In this post, we’ll discuss what constitutes a big innodb_log_file_size, and how it can affect performance.

In the comments for our post on Percona Server 5.7 performance improvements, someone asked why we use innodb_log_file_size=10G with an indication that it might be too big?

In my previous post, the example used innodb_log_file_size=15G. Is that too big? Let’s take a more detailed look at this.

Looking at innodb_log_file_size

First, let me start by rephrasing my warning: the log file size should be set as big as possible, but not bigger than necessary. A bigger log file size is better for performance, but it has a drawback (a significant one) that you need to worry about: the recovery time after a crash. You need to balance recovery time in the rare event of a crash recovery versus maximizing throughput during peak operations. This limitation can translate to a 20x longer crash recovery process!

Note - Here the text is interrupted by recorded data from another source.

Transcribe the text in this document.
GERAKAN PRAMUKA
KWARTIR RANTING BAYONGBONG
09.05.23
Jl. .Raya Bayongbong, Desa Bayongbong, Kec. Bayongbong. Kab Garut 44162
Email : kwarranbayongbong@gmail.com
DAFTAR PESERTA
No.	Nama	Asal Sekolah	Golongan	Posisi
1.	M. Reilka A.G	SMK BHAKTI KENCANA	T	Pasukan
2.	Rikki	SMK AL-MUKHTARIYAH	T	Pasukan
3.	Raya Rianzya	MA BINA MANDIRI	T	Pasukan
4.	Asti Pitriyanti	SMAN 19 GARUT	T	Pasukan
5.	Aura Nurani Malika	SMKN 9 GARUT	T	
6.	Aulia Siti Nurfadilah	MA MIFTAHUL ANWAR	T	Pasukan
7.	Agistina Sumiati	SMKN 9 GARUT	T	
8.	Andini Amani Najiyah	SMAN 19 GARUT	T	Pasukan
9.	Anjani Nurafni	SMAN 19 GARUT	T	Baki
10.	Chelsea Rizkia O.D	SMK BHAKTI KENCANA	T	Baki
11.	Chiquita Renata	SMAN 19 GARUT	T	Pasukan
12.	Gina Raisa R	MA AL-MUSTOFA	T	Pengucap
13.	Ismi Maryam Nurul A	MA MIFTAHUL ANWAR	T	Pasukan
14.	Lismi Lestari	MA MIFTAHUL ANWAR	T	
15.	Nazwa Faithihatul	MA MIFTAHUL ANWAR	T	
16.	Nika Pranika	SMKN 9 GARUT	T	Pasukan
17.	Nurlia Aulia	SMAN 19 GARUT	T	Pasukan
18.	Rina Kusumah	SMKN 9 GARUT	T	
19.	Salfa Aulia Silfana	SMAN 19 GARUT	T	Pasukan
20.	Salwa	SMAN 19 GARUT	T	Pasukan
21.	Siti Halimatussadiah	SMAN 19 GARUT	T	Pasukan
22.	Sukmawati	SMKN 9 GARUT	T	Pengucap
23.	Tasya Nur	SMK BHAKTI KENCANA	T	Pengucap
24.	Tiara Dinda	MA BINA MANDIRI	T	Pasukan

But how big is “big enough”? Is it 48MB (the default value), 1-2GB (which I often see in production), or 10-15GB (like we use for benchmarks)?

I wrote about how the  innodb_log_file_size is related to background flushing five years ago, and I recommend this post if you are interested in details:

https://www.percona.com/blog/2011/04/04/innodb-flushing-theory-and-solutions/

Since that time many improvements have been made both in Percona Server and MySQL, but a small innodb_log_file_size still affects the throughput.

How? Let’s review how writes happen in InnoDB. Practically all data page writes happen in the background. It seems as background writes shouldn’t affect user query performance, but it does. The more intense background writes are, the more resources are taken away from the user foreground workload. There are three big forces that rule background writes:

  1. How close checkpoint age is to the async point (again, see previous material). This is adaptive flushing.
  2. How close is innodb_max_dirty_pages_pct to the percentage of actual dirty pages?  You can see this in the LRU flushing metrics.
  3. What amount of free pages are defined by innodb_lru_scan_depth. This is also in LRU flushing metrics.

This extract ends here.